I’ll split the data 50/50 into training and test, build a model with the training data, and plot out the OLS linear regression between x and y.

# split into training and test data
samp <- sample(length(x), 500)
x.train <- x[samp]
x.test <- x[-samp]
y.train <- y[samp]
y.test <- y[-samp]

# build a model with the training data for predicting y as a function of x
mod <- lm(y.train ~ x.train)

# plot the data out
plot.fun.basic(x.train, y.train)

Next, I’ll use that model to make predictions on the test data, and generate two plots: (1) predicted (y) vs. observed (x); and (2) observed (y) vs. predicted (x).
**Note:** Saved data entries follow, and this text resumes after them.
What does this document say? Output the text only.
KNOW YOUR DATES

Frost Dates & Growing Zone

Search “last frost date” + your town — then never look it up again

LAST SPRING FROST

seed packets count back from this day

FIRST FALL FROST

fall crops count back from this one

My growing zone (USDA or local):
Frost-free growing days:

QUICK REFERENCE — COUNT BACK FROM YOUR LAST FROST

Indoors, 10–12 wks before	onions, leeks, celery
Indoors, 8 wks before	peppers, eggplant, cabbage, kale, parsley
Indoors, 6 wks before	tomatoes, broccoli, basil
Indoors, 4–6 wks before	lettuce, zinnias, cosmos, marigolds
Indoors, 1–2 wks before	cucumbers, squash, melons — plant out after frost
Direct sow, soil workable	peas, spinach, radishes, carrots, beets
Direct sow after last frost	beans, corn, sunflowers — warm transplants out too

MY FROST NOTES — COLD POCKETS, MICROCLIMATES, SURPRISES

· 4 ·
In each case, the plots will include the linear OLS regression equation between x and y (or, I guess y as a function of x), in addition to the r-squared value of that regression line.

# make predictions on the test data
y.pred <- predict(mod, list(x.train = x.test))
y.test <- y.test

# open two-panel plot
par(mfrow = c(1,2))

# plot predicted (y) vs. observed (x)
plot.fun.pred.obs(y.test, y.pred, x.type = "obs")
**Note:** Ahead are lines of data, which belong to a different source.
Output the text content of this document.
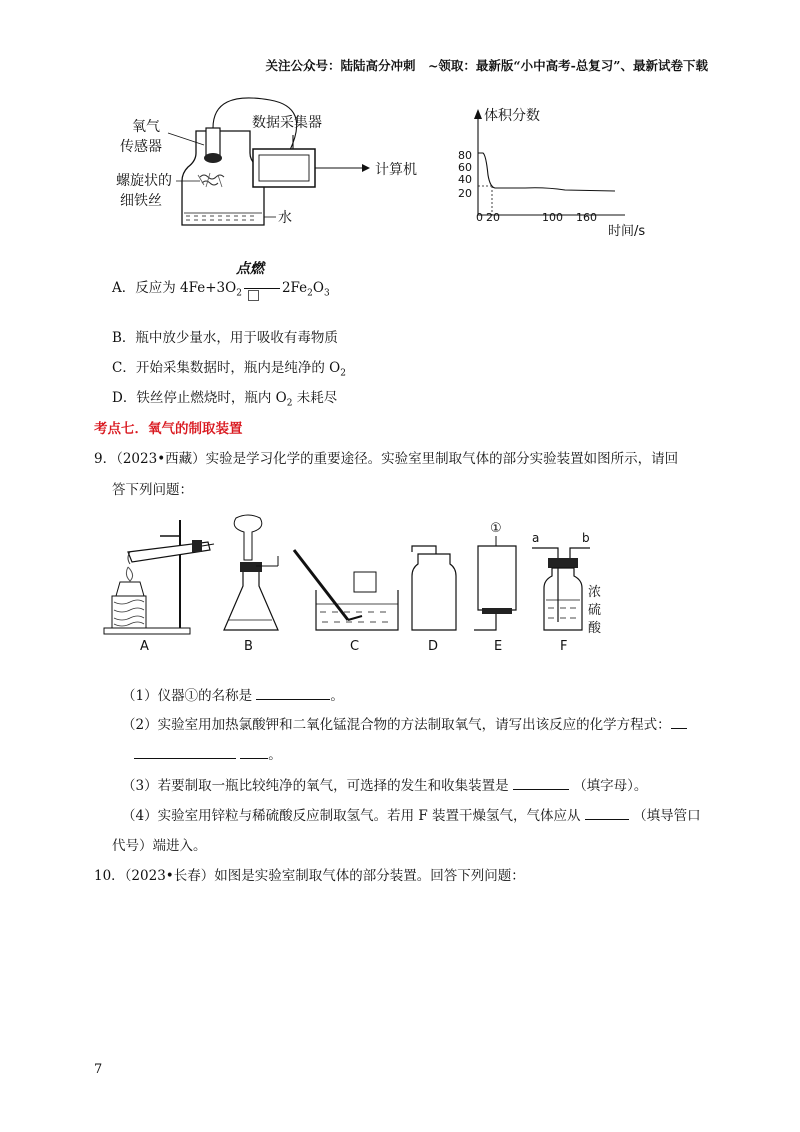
关注公众号：陆陆高分冲刺　~领取：最新版“小中高考-总复习”、最新试卷下载
氧气
传感器
螺旋状的
细铁丝
水
数据采集器
计算机
体积分数
80
60
40
20
0 20	100 160
时间/s
A．反应为 $4Fe+3O_2$	$2Fe_2O_3$
点燃
B．瓶中放少量水，用于吸收有毒物质
C．开始采集数据时，瓶内是纯净的 $O_2$
D．铁丝停止燃烧时，瓶内 $O_2$ 未耗尽
考点七．氧气的制取装置
9．（2023•西藏）实验是学习化学的重要途径。实验室里制取气体的部分实验装置如图所示，请回
答下列问题：
A	B	C	D
①
E
a	b
浓
硫
酸
F
（1）仪器①的名称是	。
（2）实验室用加热氯酸钾和二氧化锰混合物的方法制取氧气，请写出该反应的化学方程式：
。
（3）若要制取一瓶比较纯净的氧气，可选择的发生和收集装置是	（填字母）。
（4）实验室用锌粒与稀硫酸反应制取氢气。若用 F 装置干燥氢气，气体应从	（填导管口
代号）端进入。
10．（2023•长春）如图是实验室制取气体的部分装置。回答下列问题：
7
# plot observed (y) vs. predicted (x)
plot.fun.pred.obs(y.pred, y.test, x.type = "pred")

So, in summary:

In isolation, on a single dataset, I’m not sure I have enough information yet to really understand the implications of using these different approaches and metrics. So, for my own understanding, I’m going to now repeat this process on four different simulated datasets, each one progressively getting more noisy, and thus producing worse predictive models.

# define noise vector (the sd in a random normal distribution)
noises <- c(1,2,3,4)

# open an eight-panel plot
par(mfrow = c(4,2))

# loop through the noise levels, simulate data, training/test split, build
# model using training data, make on test data, and assess predictive model
# performance
for (noise in noises){
  set.seed(999)
  x <- rnorm(1000)
  y <- 2 * x + rnorm(1000, sd = noise)
  samp <- sample(length(x), 500)
  x.train <- x[samp]
  x.test <- x[-samp]
  y.train <- y[samp]
  y.test <- y[-samp]
  mod <- lm(y.train ~ x.train)
  y.pred <- predict(mod, list(x.train = x.test))
  y.test <- y.test
  plot.fun.pred.obs(y.test, y.pred, x.type = "obs")
  plot.fun.pred.obs(y.pred, y.test, x.type = "pred")
}

No point in digging too deep into the details for each of these models, but here are my general observations:

  1. As noise increases, model performance decreases. This makes sense.
  2. As model performance decreases, so too does the tendency for low values to be overestimated and high values to be underestimated. This too makes sense, as with increasing noise, the model gets closer and closer to only being able to estimate the mean, as there is an increasingly-muddy relationship between x and y.
  3. However, if you use the lm(y.test ~ y.pred) approach, where the observed data (y-axis) are being modeled as a function of the predicted data (x-axis), the linear regression still gives the (false) appearance that the data still have a relatively strong 1:1-ish relationship. I don’t think this is helpful or correct, at least visually.
  4. Regardless of which variable is on which axis, the R2 and RMSE calculations remain the same.
  5. The R2calc is always slightly worse than the R2line. I can’t reason through why that might be the case, but I trust Dan’s recommendation to use R2calc instead of R2line.